Years in the making: Leaders dedicate new WAVE multimodal station in downtown Wilmington

Years in the making: Leaders dedicate new WAVE multimodal station in downtown Wilmington

WILMINGTON, N.C. (WECT) - After decades of planning and work, the first leg in the footstool of centralizing public transportation in Wilmington is finally ready for customers.

Leaders from around the Cape Fear region gathered Friday afternoon to dedicate WAVE Transit’s new multimodal facility, located in the old Neuwirth Motors building along Campbell Street between 3rd and 4th streets.

The historic building has been renovated, and a new terminal for buses added, moving transfers off of the sidewalk on 2nd Street downtown to a location officials say will be safer for pedestrians, and crucial to future transportation initiatives.

The station is named after former Wilmington City Council member Laura Padgett, who was described by other dignitaries at the event as having been a champion for public transportation for decades.

Padgett Station offers WAVE customers a place to get out of the elements between trips, as well as restrooms and resources for public transit in the region.

The station’s namesake said she was honored to have the facility named after her.

“I am absolutely bowled over to have this building named after me," she said. "This wonderfully-preserved, historic building. It is truly an honor and I never would have dreamed that this could happen.”

RAW: Laura Padgett speaks at the dedication of the new WAVE multimodal site.

The project predates WAVE itself, having been initially discussed in the 1990s.

Its opening on Saturday, Jan. 18, comes as the future of WAVE is uncertain.

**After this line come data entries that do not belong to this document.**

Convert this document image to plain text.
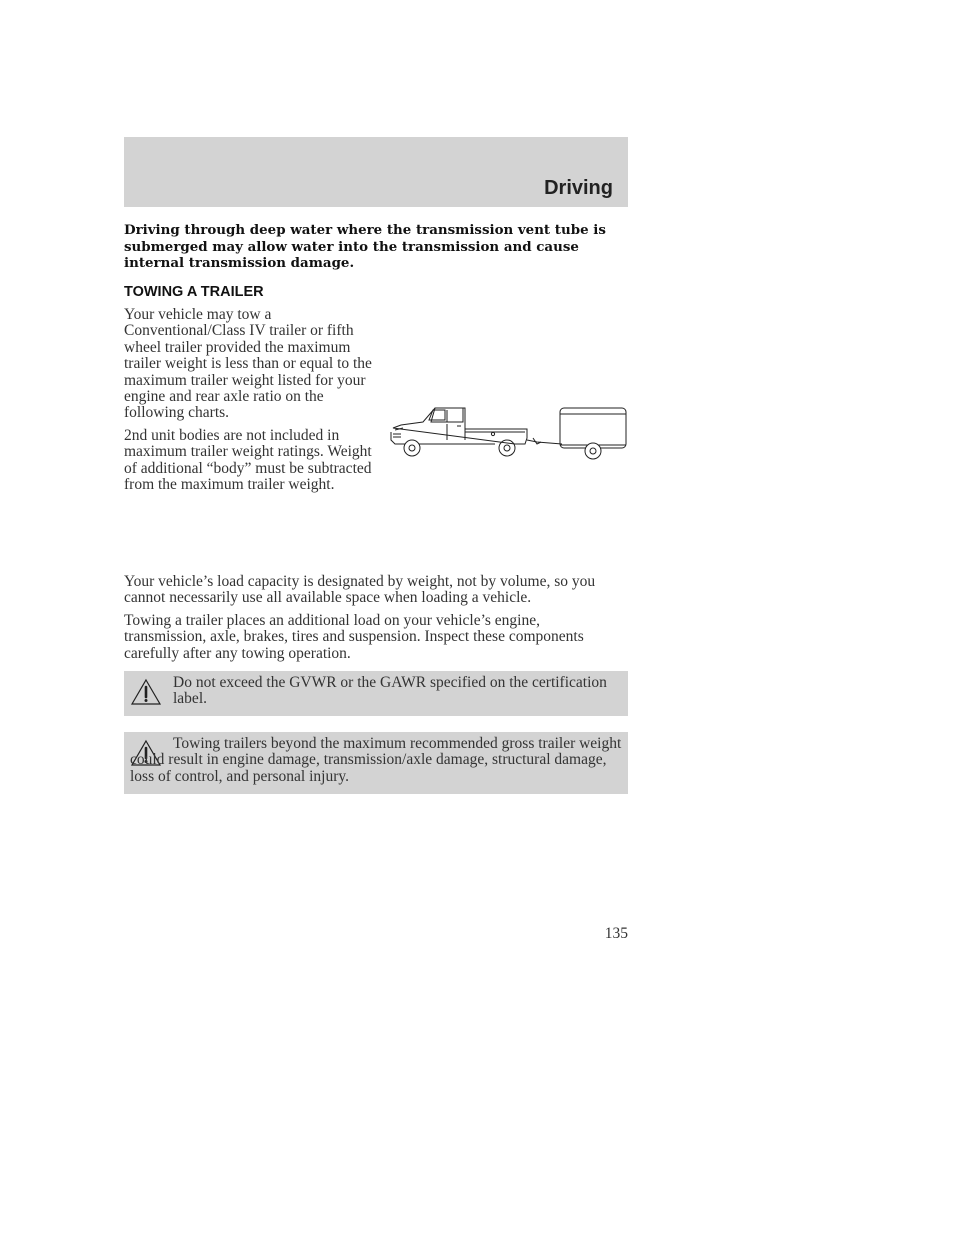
Driving
Driving through deep water where the transmission vent tube is submerged may allow water into the transmission and cause internal transmission damage.
TOWING A TRAILER
Your vehicle may tow a Conventional/Class IV trailer or fifth wheel trailer provided the maximum trailer weight is less than or equal to the maximum trailer weight listed for your engine and rear axle ratio on the following charts.
2nd unit bodies are not included in maximum trailer weight ratings. Weight of additional “body” must be subtracted from the maximum trailer weight.
Your vehicle’s load capacity is designated by weight, not by volume, so you cannot necessarily use all available space when loading a vehicle.
Towing a trailer places an additional load on your vehicle’s engine, transmission, axle, brakes, tires and suspension. Inspect these components carefully after any towing operation.
Do not exceed the GVWR or the GAWR specified on the certification label.
Towing trailers beyond the maximum recommended gross trailer weight could result in engine damage, transmission/axle damage, structural damage, loss of control, and personal injury.
135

The New Hanover County Commission initially voted to pull its funding for WAVE, but the city and county recently announced they will be collaborating to determine what the future of WAVE looks like, hopefully coming to a solution in the next 18 months.

Padgett address the sometimes heated debate over WAVE directly, saying the goal should be to support public transportation, and that WAVE’s shortcomings are due to a lack of resources.

“It is not a structural problem, as you’ve seen from all the things that WAVE has accomplished, but a funding problem,” she said. “Our community needs to except the challenges of WAVE as our challenges personally.”

Padgett said bolstering the transit system will ultimately benefit the efforts to address other issues in the community as well.

“We need to acknowledge that WAVE can be part of the cure for congestion, part of the cure for affordable housing needs, part of the cure for people who are stranded by finances or disability, part of the cure for over developed but isolated parts of our community, part of the cure for the lack of access and mobility.”